This month of June is dedicated to the Sacred Heart of Jesus. The love of God made manifest in the crucified Christ has been a focus of devotion and piety since the very beginning of Christianity. But particular devotion to the heart of Christ first appeared in the Middle Ages.
Devotion to the Sacred Heart, as we know it today, arose in earnest in 17th-century France through the revelations received by St. Margaret Mary Alacoque with the assistance of her spiritual director, the Jesuit St. Claude de la Colombière.
By the 18th century, devotion to the Sacred Heart – and formal acts of consecration to the Sacred Heart – had spread across France and beyond. During the French Revolution, the Sacred Heart became an emblem of Catholic loyalists opposed to the anti-clerical, atheistic forces of the revolution. Catholic counterrevolutionaries in the Vendée wore insignia bearing the image of the Sacred Heart.
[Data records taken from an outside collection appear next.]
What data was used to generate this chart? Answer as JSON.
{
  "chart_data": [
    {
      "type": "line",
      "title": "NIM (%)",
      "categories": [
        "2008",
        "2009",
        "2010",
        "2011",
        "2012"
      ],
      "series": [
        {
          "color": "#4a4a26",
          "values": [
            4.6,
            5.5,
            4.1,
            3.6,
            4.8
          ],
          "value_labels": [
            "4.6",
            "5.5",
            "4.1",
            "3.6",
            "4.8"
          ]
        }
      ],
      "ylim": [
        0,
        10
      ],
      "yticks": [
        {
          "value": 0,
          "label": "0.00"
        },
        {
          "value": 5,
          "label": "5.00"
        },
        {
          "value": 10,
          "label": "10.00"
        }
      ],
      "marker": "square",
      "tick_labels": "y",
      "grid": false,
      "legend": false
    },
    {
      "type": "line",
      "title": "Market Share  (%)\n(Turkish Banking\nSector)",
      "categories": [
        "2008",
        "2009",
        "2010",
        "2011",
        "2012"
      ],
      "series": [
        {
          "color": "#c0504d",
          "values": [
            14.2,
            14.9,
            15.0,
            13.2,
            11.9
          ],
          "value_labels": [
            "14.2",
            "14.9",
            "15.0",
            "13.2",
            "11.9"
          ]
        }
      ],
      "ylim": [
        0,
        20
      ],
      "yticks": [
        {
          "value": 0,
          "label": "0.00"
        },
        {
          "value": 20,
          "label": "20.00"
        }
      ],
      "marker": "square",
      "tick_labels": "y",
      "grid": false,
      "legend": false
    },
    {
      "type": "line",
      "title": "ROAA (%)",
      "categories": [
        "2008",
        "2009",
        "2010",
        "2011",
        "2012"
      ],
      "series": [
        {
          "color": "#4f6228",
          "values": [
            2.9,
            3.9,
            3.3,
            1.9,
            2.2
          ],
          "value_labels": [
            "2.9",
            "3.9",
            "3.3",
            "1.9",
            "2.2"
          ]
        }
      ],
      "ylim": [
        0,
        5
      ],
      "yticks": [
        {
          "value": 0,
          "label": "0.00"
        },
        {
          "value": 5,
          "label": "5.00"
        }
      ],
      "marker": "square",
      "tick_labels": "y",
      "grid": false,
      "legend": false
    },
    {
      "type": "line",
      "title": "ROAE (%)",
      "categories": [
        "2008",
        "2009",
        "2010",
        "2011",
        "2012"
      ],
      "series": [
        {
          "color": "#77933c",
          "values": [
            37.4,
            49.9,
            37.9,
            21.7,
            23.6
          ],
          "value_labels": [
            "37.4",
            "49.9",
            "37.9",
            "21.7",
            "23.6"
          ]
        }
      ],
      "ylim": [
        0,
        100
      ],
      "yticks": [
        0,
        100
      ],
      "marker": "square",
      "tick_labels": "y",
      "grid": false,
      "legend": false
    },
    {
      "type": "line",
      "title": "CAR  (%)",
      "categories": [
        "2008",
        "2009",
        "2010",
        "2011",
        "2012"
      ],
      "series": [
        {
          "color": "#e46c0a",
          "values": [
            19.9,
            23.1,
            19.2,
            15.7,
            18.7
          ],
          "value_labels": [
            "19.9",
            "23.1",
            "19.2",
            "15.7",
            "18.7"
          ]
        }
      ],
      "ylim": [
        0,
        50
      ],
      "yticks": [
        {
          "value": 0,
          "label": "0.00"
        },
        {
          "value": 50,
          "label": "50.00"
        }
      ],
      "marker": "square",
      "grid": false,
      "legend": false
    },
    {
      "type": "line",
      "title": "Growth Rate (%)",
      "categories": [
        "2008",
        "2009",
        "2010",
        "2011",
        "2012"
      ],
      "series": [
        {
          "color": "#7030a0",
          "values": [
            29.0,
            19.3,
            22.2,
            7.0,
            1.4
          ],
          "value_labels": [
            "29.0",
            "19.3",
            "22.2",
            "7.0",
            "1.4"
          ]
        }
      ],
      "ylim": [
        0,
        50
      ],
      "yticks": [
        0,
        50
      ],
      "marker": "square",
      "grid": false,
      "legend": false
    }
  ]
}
In 1856, Pope Pius IX established the Feast of the Sacred Heart for the universal Church. In 1899, Pope Leo XIII issued an encyclical, Annum Sacrum, declaring that, in the “principal church of every town and village,” the faithful of the whole world should be solemnly consecrated to the Sacred Heart of Jesus.
Leo desired that the unified devotion of the Church to the Sacred Heart of Jesus would be a powerful reminder, to the faithful themselves and the world at large, of Christ’s kingship over all creation – a kingship he holds both by right as the Son of God and by virtue of the terrible price he paid to redeem it.
Also among the reasons given by Pope Leo for exhorting the Church to this consecration was his abiding concern over rising godlessness, particularly among Christian nations. He saw religion being increasingly excluded from public life, a “sort of wall being raised between the Church and civil society.”
Such disregard for the authority of sacred and divine law in public life, Leo wrote, “almost tends to the removal of the Christian faith from our midst, and, if that were possible, of the banishment of God Himself from the earth.” He went on to describe a state of affairs which bears an uncanny resemblance to our own turbulent and anxious times:
When men’s minds are raised to such a height of insolent pride, what wonder is it that the greater part of the human race should have fallen into such disquiet of mind and be buffeted by waves so rough that no one is suffered to be free from anxiety and peril? When religion is once discarded it follows of necessity that the surest foundations of the public welfare must give way, whilst God, to inflict on His enemies the punishment they so richly deserve, has left them the prey of their own evil desires, so that they give themselves up to their passions and finally wear themselves out by excess of liberty.
This is one of the great themes, perhaps the great theme, of the pontificate of Pope Leo XIII. When man, in his pride, attempts to “free” himself from God, he instead becomes a slave to his passions. When man forgets God, he loses sight of himself.
Pope John Paul II would sum up the Leonine position, almost a century later, “freedom which refused to be bound to the truth would fall into arbitrariness and end up submitting itself to the vilest of passions, to the point of self-destruction.”
It is not difficult to hear in those prescient words of Pope Leo, the echo of St. Paul’s letter to the Romans. “Therefore, God handed them over to impurity through the lusts of their hearts for the mutual degradation of their bodies. They exchanged the truth of God for a lie and revered and worshiped the creature rather than the creator, who is blessed forever.”
This is the same story of prideful rebellion we discover throughout salvation – from the stiff-necked Israelites rebelling in the desert, to the tower of Babel, to the Fall itself, when Adam and Eve were promised their disobedience would make them like gods.
This is the story of the human race, in its exasperating simplicity and stubborn stupidity: Tempted in our pride to be like gods, we rebel against God, who created us to be like Himself.
And yet, for all that, “the Son of God became man so that we might become God,” in St. Athanasius’ famous phrase.
For this reason, devotion to the Sacred Heart of Jesus is no less worthy and important in our own day than it was in 17th-century France, or the Middle Ages, or at the foot of Calvary. The Sacred Heart of Jesus is the perfect antidote to the pride in our hearts. God loves us with a human heart so that might learn to share in his divine love.
“In that Sacred Heart all our hopes should be placed,” Pope Leo wrote, “and from it the salvation of men is to be confidently besought.”
In the Sacred Heart of Jesus, we discover the humility of God that overwhelms and destroys pride. In his Sacred and Suffering Heart, our own hearts are moved to contrition. In his Sacred Heart, our own selfishness is burned away in the consuming fire of his love and mercy. In his Sacred Heart, we encounter the love that created, ordered, and sustains all things. In His Sacred Heart, we find the strength and grace to love as he loves.
In his Most Sacred Heart we find refuge and peace even in the midst of – especially in the midst of – the trials and tribulations of the age.